番組終了後、朝日新聞を読んだ。実際、それはまったくひどいものだった。
記事の内容のことを言っているのではない。記事は正しい。問題は、一面トップのそのニュースは一年前に既知のもので、いまさら大々的に報じても完全に手遅れなのである。
〈米の放射線実測図、政府が放置 原発事故避難に生かさず
東京電力福島第一原子力発電所の事故直後の昨年3月17〜19日、米エネルギー省が米軍機で空から放射線測定(モニタリング)を行って詳細な「汚染地図」を提供したのに、日本政府はこのデータを公表せず、住民の避難に活用していなかったことがわかった。放射性物質が大量に放出される中、北西方向に帯状に広がる高濃度地域が一目でわかるデータが死蔵され、大勢の住民が汚染地域を避難先や避難経路に選んだ。
政府の初動対応では、汚染の広がりを予測する緊急時迅速放射能影響予測システム(SPEEDI)の試算結果の公表遅れが問題となった。同システムの予測値と決定的に違うのは、米エネルギー省のデータが放射能の拡散方向を示す実測値だったことだ。
米エネルギー省は原発事故直後の昨年3月17〜19日、米軍機2機に、地上の放射線量の分布を電子地図に表示する空中測定システム(AMS)と呼ばれる機材を搭載して、福島第一原発から半径約45キロの地域の線量を計測した。
その結果、福島県の浪江町や飯舘村などを含む福島第一の北西方向に、30キロ超にわたり1時間当たり125マイクロシーベルトを超える高い線量の地域が帯状に広がっていることが判明。

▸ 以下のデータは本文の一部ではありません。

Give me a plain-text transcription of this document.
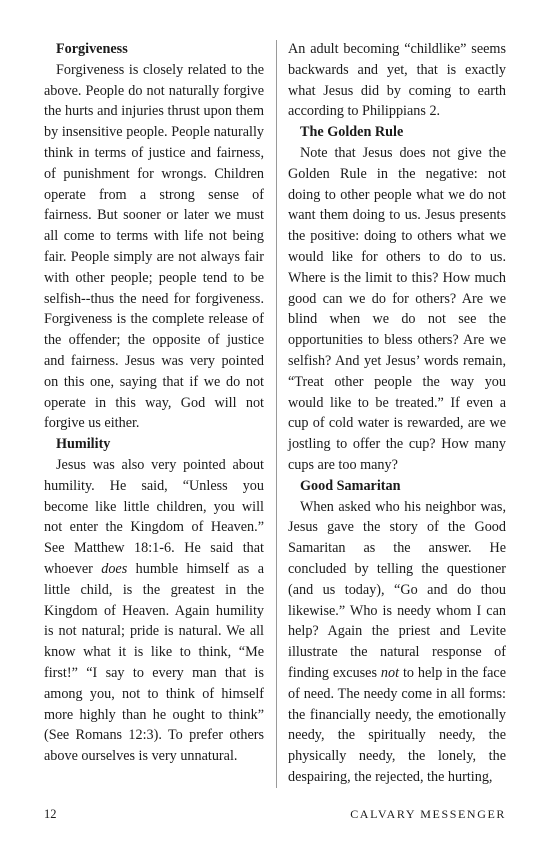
Forgiveness

Forgiveness is closely related to the above. People do not naturally forgive the hurts and injuries thrust upon them by insensitive people. People naturally think in terms of justice and fairness, of punishment for wrongs. Children operate from a strong sense of fairness. But sooner or later we must all come to terms with life not being fair. People simply are not always fair with other people; people tend to be selfish--thus the need for forgiveness. Forgiveness is the complete release of the offender; the opposite of justice and fairness. Jesus was very pointed on this one, saying that if we do not operate in this way, God will not forgive us either.

Humility

Jesus was also very pointed about humility. He said, “Unless you become like little children, you will not enter the Kingdom of Heaven.” See Matthew 18:1-6. He said that whoever does humble himself as a little child, is the greatest in the Kingdom of Heaven. Again humility is not natural; pride is natural. We all know what it is like to think, “Me first!” “I say to every man that is among you, not to think of himself more highly than he ought to think” (See Romans 12:3). To prefer others above ourselves is very unnatural.

An adult becoming “childlike” seems backwards and yet, that is exactly what Jesus did by coming to earth according to Philippians 2.

The Golden Rule

Note that Jesus does not give the Golden Rule in the negative: not doing to other people what we do not want them doing to us. Jesus presents the positive: doing to others what we would like for others to do to us. Where is the limit to this? How much good can we do for others? Are we blind when we do not see the opportunities to bless others? Are we selfish? And yet Jesus’ words remain, “Treat other people the way you would like to be treated.” If even a cup of cold water is rewarded, are we jostling to offer the cup? How many cups are too many?

Good Samaritan

When asked who his neighbor was, Jesus gave the story of the Good Samaritan as the answer. He concluded by telling the questioner (and us today), “Go and do thou likewise.” Who is needy whom I can help? Again the priest and Levite illustrate the natural response of finding excuses not to help in the face of need. The needy come in all forms: the financially needy, the emotionally needy, the spiritually needy, the physically needy, the lonely, the despairing, the rejected, the hurting,

12	CALVARY MESSENGER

この線量は8時間で一般市民の年間被曝(ひばく)線量の限度を超える数値だった。
外務省によると、測定結果を基に作製された汚染地図は3月18日と20日の計2回、在日米大使館経由で同省に電子メールで提供され、同省が直後にメールを経済産業省原子力安全・保安院と、線量測定の実務を担っていた文部科学省にそれぞれ転送した。文科省科学技術・学術政策局の渡辺格次長ら複数の関係機関幹部によれば、同省と保安院は、データを公表せず、首相官邸や原子力安全委員会にも伝えなかったという(以下略)〉(朝日新聞6月18日朝刊)。

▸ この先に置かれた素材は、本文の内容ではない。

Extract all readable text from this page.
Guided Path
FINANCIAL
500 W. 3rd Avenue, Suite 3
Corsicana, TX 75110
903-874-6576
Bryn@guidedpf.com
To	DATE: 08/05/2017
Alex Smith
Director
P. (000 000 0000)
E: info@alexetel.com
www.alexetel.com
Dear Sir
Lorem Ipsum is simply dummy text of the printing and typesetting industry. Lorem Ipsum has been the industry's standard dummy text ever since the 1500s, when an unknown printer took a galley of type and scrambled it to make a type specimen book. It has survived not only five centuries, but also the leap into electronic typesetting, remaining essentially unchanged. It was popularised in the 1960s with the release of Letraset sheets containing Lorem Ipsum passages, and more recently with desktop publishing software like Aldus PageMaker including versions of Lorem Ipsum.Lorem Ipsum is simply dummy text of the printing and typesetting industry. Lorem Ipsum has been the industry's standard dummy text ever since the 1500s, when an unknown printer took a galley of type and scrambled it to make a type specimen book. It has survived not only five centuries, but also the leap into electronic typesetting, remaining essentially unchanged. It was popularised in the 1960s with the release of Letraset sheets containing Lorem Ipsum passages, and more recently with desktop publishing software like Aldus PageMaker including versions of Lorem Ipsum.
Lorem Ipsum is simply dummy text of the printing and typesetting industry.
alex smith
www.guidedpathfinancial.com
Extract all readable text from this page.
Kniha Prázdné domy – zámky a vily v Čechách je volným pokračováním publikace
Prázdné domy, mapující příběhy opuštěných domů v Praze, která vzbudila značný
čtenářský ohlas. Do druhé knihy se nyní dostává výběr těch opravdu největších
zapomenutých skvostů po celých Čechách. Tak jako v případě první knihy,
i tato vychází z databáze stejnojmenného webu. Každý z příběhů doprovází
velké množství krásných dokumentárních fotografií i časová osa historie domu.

記事の内容を読めば、もはや官僚による犯罪行為だ。それはそれで大問題で一面トップにふさわしいのだが問題は別のところにある。
それは、こんなことは一年前に知っていたことなのだ。しかも、朝日新聞の記者も知っていたはずだ。なにしろ東電会見で当の朝日新聞記者が質問をしている。

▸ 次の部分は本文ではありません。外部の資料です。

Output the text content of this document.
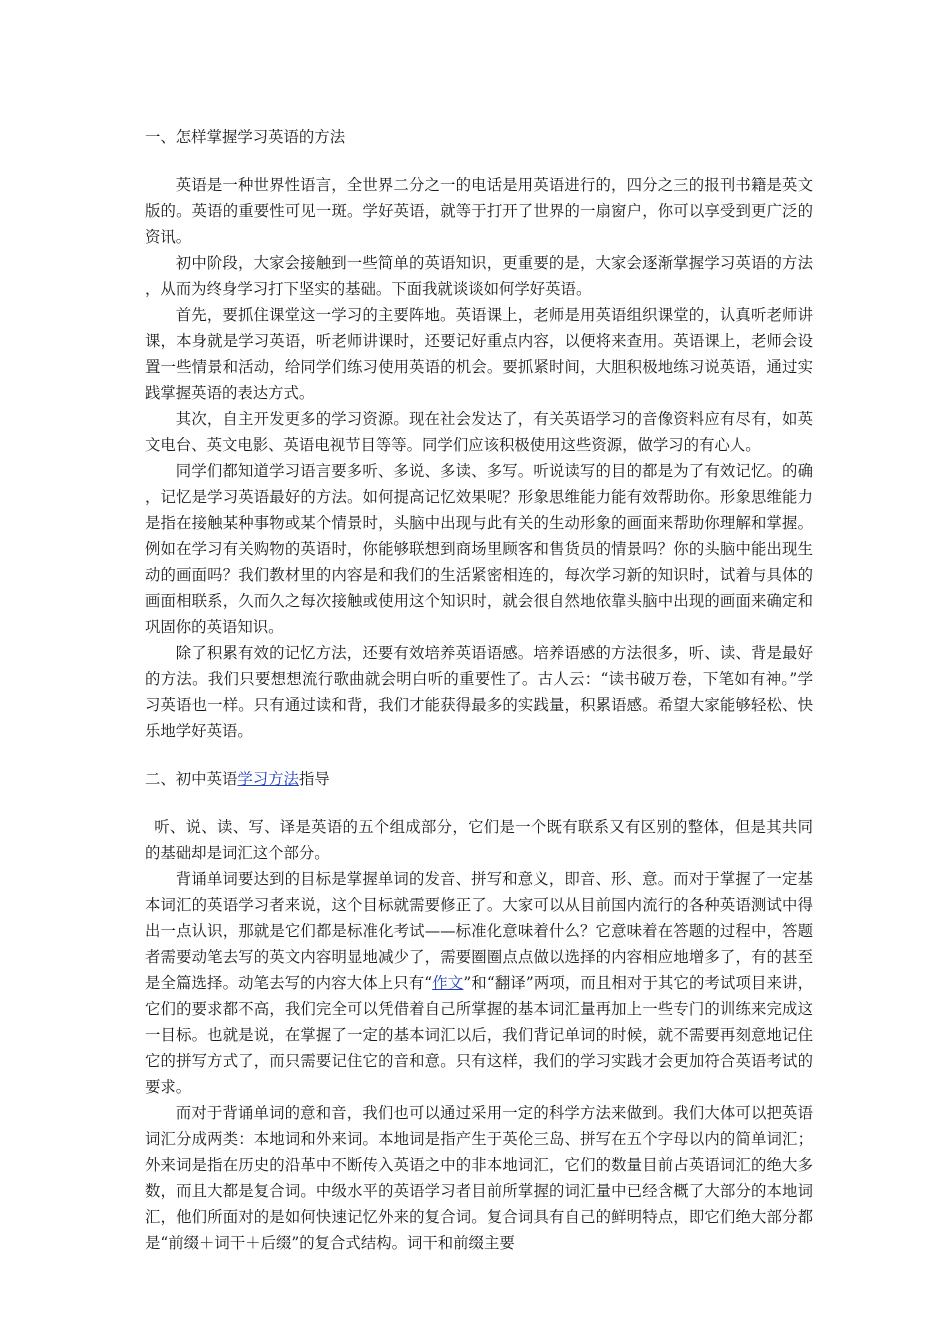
一、怎样掌握学习英语的方法

英语是一种世界性语言，全世界二分之一的电话是用英语进行的，四分之三的报刊书籍是英文版的。英语的重要性可见一斑。学好英语，就等于打开了世界的一扇窗户，你可以享受到更广泛的资讯。

初中阶段，大家会接触到一些简单的英语知识，更重要的是，大家会逐渐掌握学习英语的方法，从而为终身学习打下坚实的基础。下面我就谈谈如何学好英语。

首先，要抓住课堂这一学习的主要阵地。英语课上，老师是用英语组织课堂的，认真听老师讲课，本身就是学习英语，听老师讲课时，还要记好重点内容，以便将来查用。英语课上，老师会设置一些情景和活动，给同学们练习使用英语的机会。要抓紧时间，大胆积极地练习说英语，通过实践掌握英语的表达方式。

其次，自主开发更多的学习资源。现在社会发达了，有关英语学习的音像资料应有尽有，如英文电台、英文电影、英语电视节目等等。同学们应该积极使用这些资源，做学习的有心人。

同学们都知道学习语言要多听、多说、多读、多写。听说读写的目的都是为了有效记忆。的确，记忆是学习英语最好的方法。如何提高记忆效果呢？形象思维能力能有效帮助你。形象思维能力是指在接触某种事物或某个情景时，头脑中出现与此有关的生动形象的画面来帮助你理解和掌握。例如在学习有关购物的英语时，你能够联想到商场里顾客和售货员的情景吗？你的头脑中能出现生动的画面吗？我们教材里的内容是和我们的生活紧密相连的，每次学习新的知识时，试着与具体的画面相联系，久而久之每次接触或使用这个知识时，就会很自然地依靠头脑中出现的画面来确定和巩固你的英语知识。

除了积累有效的记忆方法，还要有效培养英语语感。培养语感的方法很多，听、读、背是最好的方法。我们只要想想流行歌曲就会明白听的重要性了。古人云：“读书破万卷，下笔如有神。”学习英语也一样。只有通过读和背，我们才能获得最多的实践量，积累语感。希望大家能够轻松、快乐地学好英语。

二、初中英语学习方法指导

听、说、读、写、译是英语的五个组成部分，它们是一个既有联系又有区别的整体，但是其共同的基础却是词汇这个部分。

背诵单词要达到的目标是掌握单词的发音、拼写和意义，即音、形、意。而对于掌握了一定基本词汇的英语学习者来说，这个目标就需要修正了。大家可以从目前国内流行的各种英语测试中得出一点认识，那就是它们都是标准化考试——标准化意味着什么？它意味着在答题的过程中，答题者需要动笔去写的英文内容明显地减少了，需要圈圈点点做以选择的内容相应地增多了，有的甚至是全篇选择。动笔去写的内容大体上只有“作文”和“翻译”两项，而且相对于其它的考试项目来讲，它们的要求都不高，我们完全可以凭借着自己所掌握的基本词汇量再加上一些专门的训练来完成这一目标。也就是说，在掌握了一定的基本词汇以后，我们背记单词的时候，就不需要再刻意地记住它的拼写方式了，而只需要记住它的音和意。只有这样，我们的学习实践才会更加符合英语考试的要求。

而对于背诵单词的意和音，我们也可以通过采用一定的科学方法来做到。我们大体可以把英语词汇分成两类：本地词和外来词。本地词是指产生于英伦三岛、拼写在五个字母以内的简单词汇；外来词是指在历史的沿革中不断传入英语之中的非本地词汇，它们的数量目前占英语词汇的绝大多数，而且大都是复合词。中级水平的英语学习者目前所掌握的词汇量中已经含概了大部分的本地词汇，他们所面对的是如何快速记忆外来的复合词。复合词具有自己的鲜明特点，即它们绝大部分都是“前缀＋词干＋后缀”的复合式结构。词干和前缀主要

一年以上前、私の予告した通りのことが進行している。日本の記者クラブメディアは決定的な誤報があった場合、まずは時間稼ぎをし、ほとぼりの冷めたころに巧妙に修正し、そして最後は「わかった」報道によって責任を逃れるはずだという指摘通りのことをまたしてもやったのだ。
■今朝になって各紙が朝日の後追い
案の定、今朝になって各紙が朝日新聞の後追い記事を掲載した。
〈東日本大震災:福島第1原発事故 米放射線情報、活用せず 提供受けた保安院・文科省
東京電力福島第1原発事故直後の昨年3月、米エネルギー省が放射線の航空機モニタリング結果を日本政府に提供したにもかかわらず、経済産業省原子力安全・保安院と文部科学省が政府内で共有せず、住民避難に活用していなかったことが18日、分かった。「縦割り行政」が原因で、緊急時迅速放射能影響予測システム(SPEEDI)と同様、改めて政府の初動体制の稚拙さを浮き彫りにした。
米エネルギー省は昨年3月17〜19日、米軍機2機を使って原発から半径50キロ圏を測定。その結果は米側から外務省経由で保安院に同18日、20日、文科省に20日にそれぞれメールで送られた。
20日の資料には、福島県浪江町など原発の北西方向で毎時125マイクロシーベルト超の高線量地域が地図に明記されている。当時の日本政府は、車による測定が中心で、こうした空間的な広がりは十分解明されず、航空機モニタリングを始めたのは25日からだった。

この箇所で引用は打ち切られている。